LAUSR

Abstract Video copy-move forgery detection (VCMFD) is a significant and greatly challenging task due to a variety of difficulties, including a huge amount of video information, diverse forgery types, rich forgery objects, and homogenous forgery sources. These difficulties raise four unresolved key challenges in VCMFD: i) ineffective detection in some popular forgery cases; ii) inefficient matching in processing numerous video pixels with hundred-dimensional features under dozens of matching iterations; iii) high false positive (FP) in detecting forgery videos; iv) low trade-off of efficiency and effectiveness in filling forgery region, and even failing in indicating forgeries at the pixel level. In this paper, a novel VCMFD method is proposed to address these issues: i) an innovatively improved SIFT structure that can address the thorough feature extraction in all video copy-move forgery cases; ii) a novel fast keypoint-label matching (FKLM) algorithm is proposed that creates some keypoint-label groups so that every high-dimensional feature is assigned into one of these groups.
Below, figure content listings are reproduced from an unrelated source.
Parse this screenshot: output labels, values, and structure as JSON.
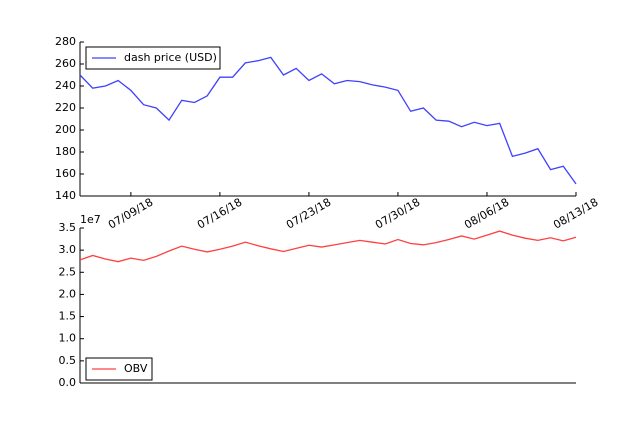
{
  "chart_data": [
    {
      "type": "line",
      "x": [
        "07/05/18",
        "07/06/18",
        "07/07/18",
        "07/08/18",
        "07/09/18",
        "07/10/18",
        "07/11/18",
        "07/12/18",
        "07/13/18",
        "07/14/18",
        "07/15/18",
        "07/16/18",
        "07/17/18",
        "07/18/18",
        "07/19/18",
        "07/20/18",
        "07/21/18",
        "07/22/18",
        "07/23/18",
        "07/24/18",
        "07/25/18",
        "07/26/18",
        "07/27/18",
        "07/28/18",
        "07/29/18",
        "07/30/18",
        "07/31/18",
        "08/01/18",
        "08/02/18",
        "08/03/18",
        "08/04/18",
        "08/05/18",
        "08/06/18",
        "08/07/18",
        "08/08/18",
        "08/09/18",
        "08/10/18",
        "08/11/18",
        "08/12/18",
        "08/13/18"
      ],
      "series": [
        {
          "name": "dash price (USD)",
          "color": "#4040ff",
          "values": [
            250,
            238,
            240,
            245,
            236,
            223,
            220,
            209,
            227,
            225,
            231,
            248,
            248,
            261,
            263,
            266,
            250,
            256,
            245,
            251,
            242,
            245,
            244,
            241,
            239,
            236,
            217,
            220,
            209,
            208,
            203,
            207,
            204,
            206,
            176,
            179,
            183,
            164,
            167,
            151
          ]
        }
      ],
      "ylim": [
        140,
        280
      ],
      "yticks": [
        140,
        160,
        180,
        200,
        220,
        240,
        260,
        280
      ],
      "xticks": [
        "07/09/18",
        "07/16/18",
        "07/23/18",
        "07/30/18",
        "08/06/18",
        "08/13/18"
      ],
      "legend": "upper left"
    },
    {
      "type": "line",
      "x": [
        "07/05/18",
        "07/06/18",
        "07/07/18",
        "07/08/18",
        "07/09/18",
        "07/10/18",
        "07/11/18",
        "07/12/18",
        "07/13/18",
        "07/14/18",
        "07/15/18",
        "07/16/18",
        "07/17/18",
        "07/18/18",
        "07/19/18",
        "07/20/18",
        "07/21/18",
        "07/22/18",
        "07/23/18",
        "07/24/18",
        "07/25/18",
        "07/26/18",
        "07/27/18",
        "07/28/18",
        "07/29/18",
        "07/30/18",
        "07/31/18",
        "08/01/18",
        "08/02/18",
        "08/03/18",
        "08/04/18",
        "08/05/18",
        "08/06/18",
        "08/07/18",
        "08/08/18",
        "08/09/18",
        "08/10/18",
        "08/11/18",
        "08/12/18",
        "08/13/18"
      ],
      "series": [
        {
          "name": "OBV",
          "color": "#ff4040",
          "values": [
            2.78,
            2.88,
            2.8,
            2.74,
            2.82,
            2.77,
            2.86,
            2.98,
            3.09,
            3.02,
            2.96,
            3.02,
            3.09,
            3.18,
            3.1,
            3.03,
            2.97,
            3.04,
            3.11,
            3.07,
            3.12,
            3.17,
            3.22,
            3.18,
            3.14,
            3.24,
            3.15,
            3.12,
            3.17,
            3.24,
            3.32,
            3.25,
            3.34,
            3.43,
            3.34,
            3.27,
            3.22,
            3.28,
            3.21,
            3.29
          ]
        }
      ],
      "ylim": [
        0,
        3.5
      ],
      "yticks": [
        {
          "value": 0,
          "label": "0.0"
        },
        0.5,
        {
          "value": 1,
          "label": "1.0"
        },
        1.5,
        {
          "value": 2,
          "label": "2.0"
        },
        2.5,
        {
          "value": 3,
          "label": "3.0"
        },
        3.5
      ],
      "offset_label": "1e7",
      "legend": "lower left"
    }
  ]
}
As a result, matching of video pixels can be directly done on a small number of keypoint-label groups only, leading to a nearly 500% raise in matching efficiency; iii) a new coarse-to-fine filtering relying on intrinsic attributes of exact keypoint-matches is designed to more effectively reduce the false keypoint-matches; iv) the adaptive block filling relying on true keypoint-matches contributes to the accurate and efficient suspicious region filling, even at the pixel level. Finally, the suspicious region locations with the forgery vision persistence concept indicate forgery videos. Compared to the state-of-art methods, the experiments show that our proposed method achieves the best detection accuracy, lowest FP, and improved at least 16% and 8% of F1 scores on the GRIP 2.0 dataset and a combination of SULFA 2.0 & REWIND datasets. Furthermore, the proposed method is with low computational time (4.45 s/Mpixels), which is about 1/2-1/3 times of the latest DFMI-BM (8.02 s/Mpixels) and PM-2D (13.1 s/Mpixels) methods.